CO SŁYCHAĆ W LEGIONOWIE. Chwalipięta z grubym portfelem
2018-03-28 5:54:52
W ostatnim czasie w propagandowych mediach przetoczyła się fala artykułów podkreślających sukcesy miasta i wychwalających lokalne władze. Mogliśmy dowiedzieć się, że Legionowo jest miastem z „grubą kasą”, gdzie umieją zarabiać i mądrze wydawać pieniądze. Jednym słowem – żyjemy w raju, a nasze miasto to kraina mlekiem i miodem płynąca

Janusz Baranowski
Prezes Stowarzyszenia Legionowskich Lokatorów
Nic bardziej mylnego. Na koniec lutego zadłużenie miasta wynosiło już ponad 13 mln zł, gdy jeszcze w grudniu ub. roku podczas uchwalania tegorocznego budżetu zaplanowane było 1 mln nadwyżki. Poza tym stan finansów gminy bardzo dobrze obrazują przeprowadzane przetargi. Wszystkie do tej pory, z wyjątkiem jednego, zostały unieważnione z powodu braku wystarczających środków finansowych.
Według Lokalnej Grupy Medialnej, reprezentowanej przez znanych z zażyłej przyjaźni: Prezydenta i Prezesa, do mieszkańców powinny docierać wyłącznie pozytywne informacje, aby w ich głowach utrwalił się sielski obraz sytuacji. Dlatego też z pióra opłacanych redaktorów spadają jedynie słuszne artykuły nasączone optymizmem w stylu „Okazja prosto z pieca” czy „Urząd dał do pieców”. Gdyby jeszcze dopisali do tego cyklu jeden artykuł, zatytułowany „Prezydent dał w palnik”, to powstałaby swoista trylogia. A w dodatku, ta ostatnia część miałaby coś wspólnego z rzeczywistością
Wracając do tematu. Przekaz medialny ma być prosty, jasny i zrozumiały. Roman Smogorzewski to postać znana, nieskazitelna, kochana (i inne tam nana, nana). A tak w ogóle, to mamy przecież wybitnego prezydenta, świetnych radnych i tak jak głosiło PRL-owskie hasło Legionowo rośnie w siłę, a mieszkańcom żyje się coraz dostatniej.

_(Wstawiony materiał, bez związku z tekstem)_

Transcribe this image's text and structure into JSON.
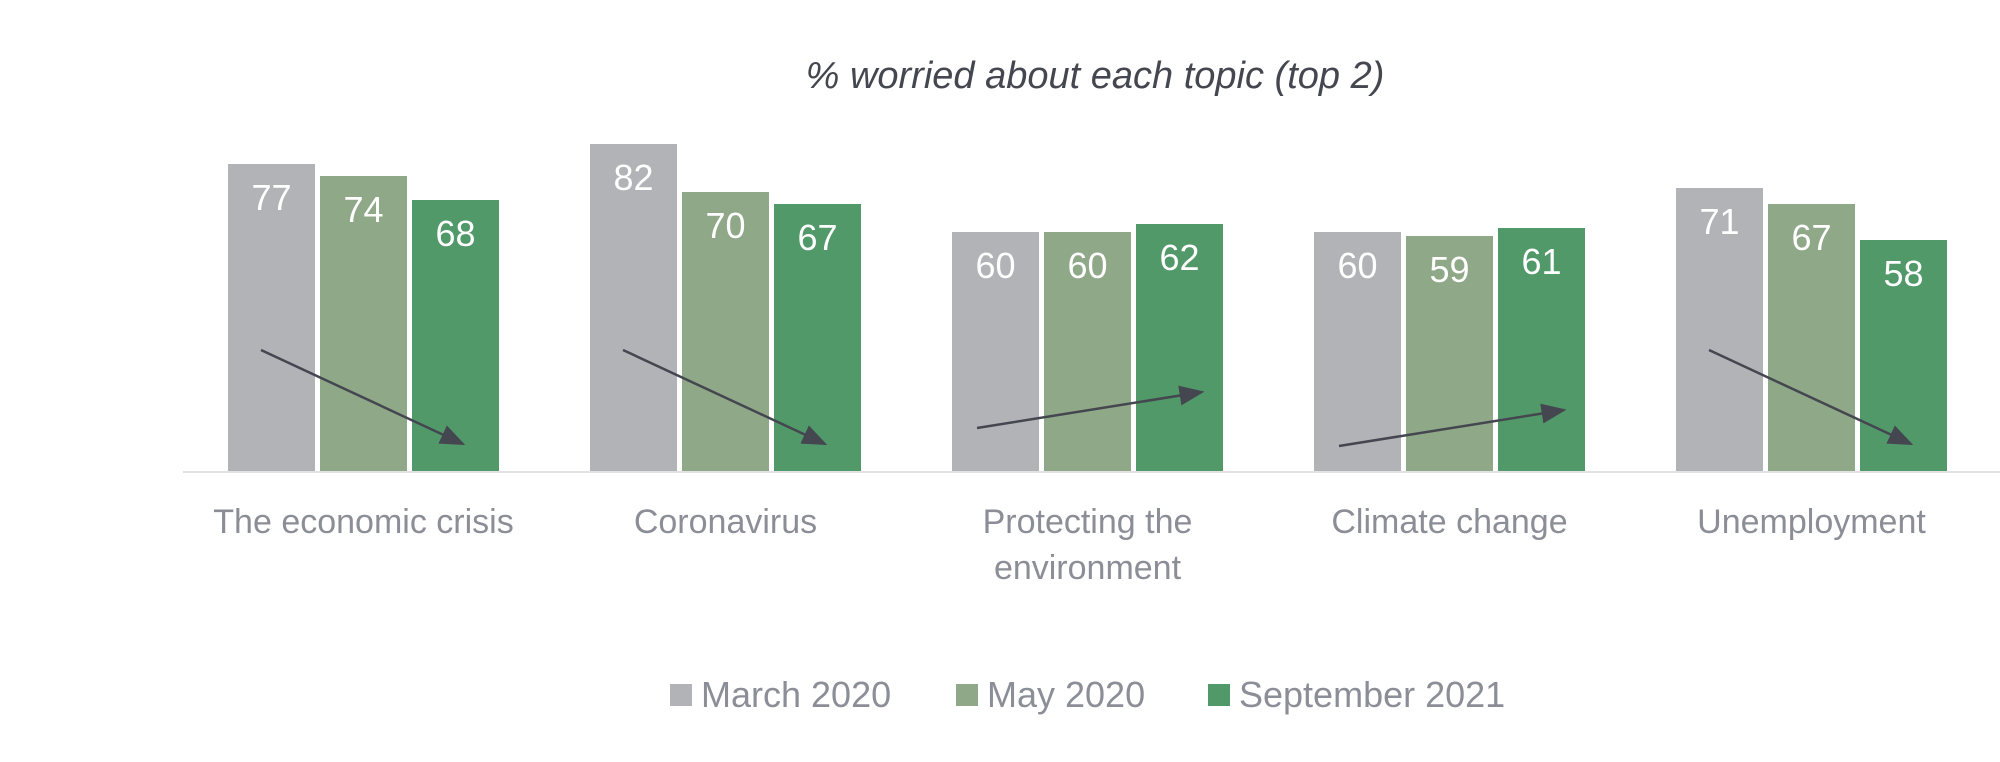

Jednak patrząc na to wszystko trzeźwym okiem, można dojść do wniosku, że zamiast grubej kasy w budżecie, mamy tylko prezydenta z grubą kasą w portfelu…
Janusz Baranowski
4 komentarze
Może powinniśmy obalić parę mitów. Otóż Legionowo nie ma żadnego mitycznego “grubego portfela” bo inne miasta z mniejszą ilością mieszkańców mają do dyspozycji większe budżety i na inwestycje przeznaczają większe środki niż w tym “mlekiem i miodem płynącym Legionowie”
W innych miastach nie ma za to tak rozwiniętego elementu propagandy bo to jest po prostu zbyteczne, tam sami mieszkańcy widzą efekty,
W Legionowie aby uwierzyli muszą o nich przeczytać w gazecie propagandowej
Janusz jesteś chyba jasnowidzem !!! – na okładce najnowszej Miejscowej jest znowu propagandowo-optymistyczny tytuł. Co prawda nie “Prezydent dał w palnik” ale “Prezydent skasował drogie bilety” No i oczywiście jest zdjęcie Smogorzewskiego – odchudzonego w Fotoszopie 🙂 🙂
Propaganda sukcesu jak za Gierka. Chyba Roman własnie na nim się wzoruje. Efekty tych rządów też mogą być podobne: wielomilionowe zadłużenie, wszystko na kartki, a w sklepach puste półki, ewentualnie do kupienia ocet i kasza…. 😉
prezydent dał w palnik………dobre hasło na wybory !!!!!!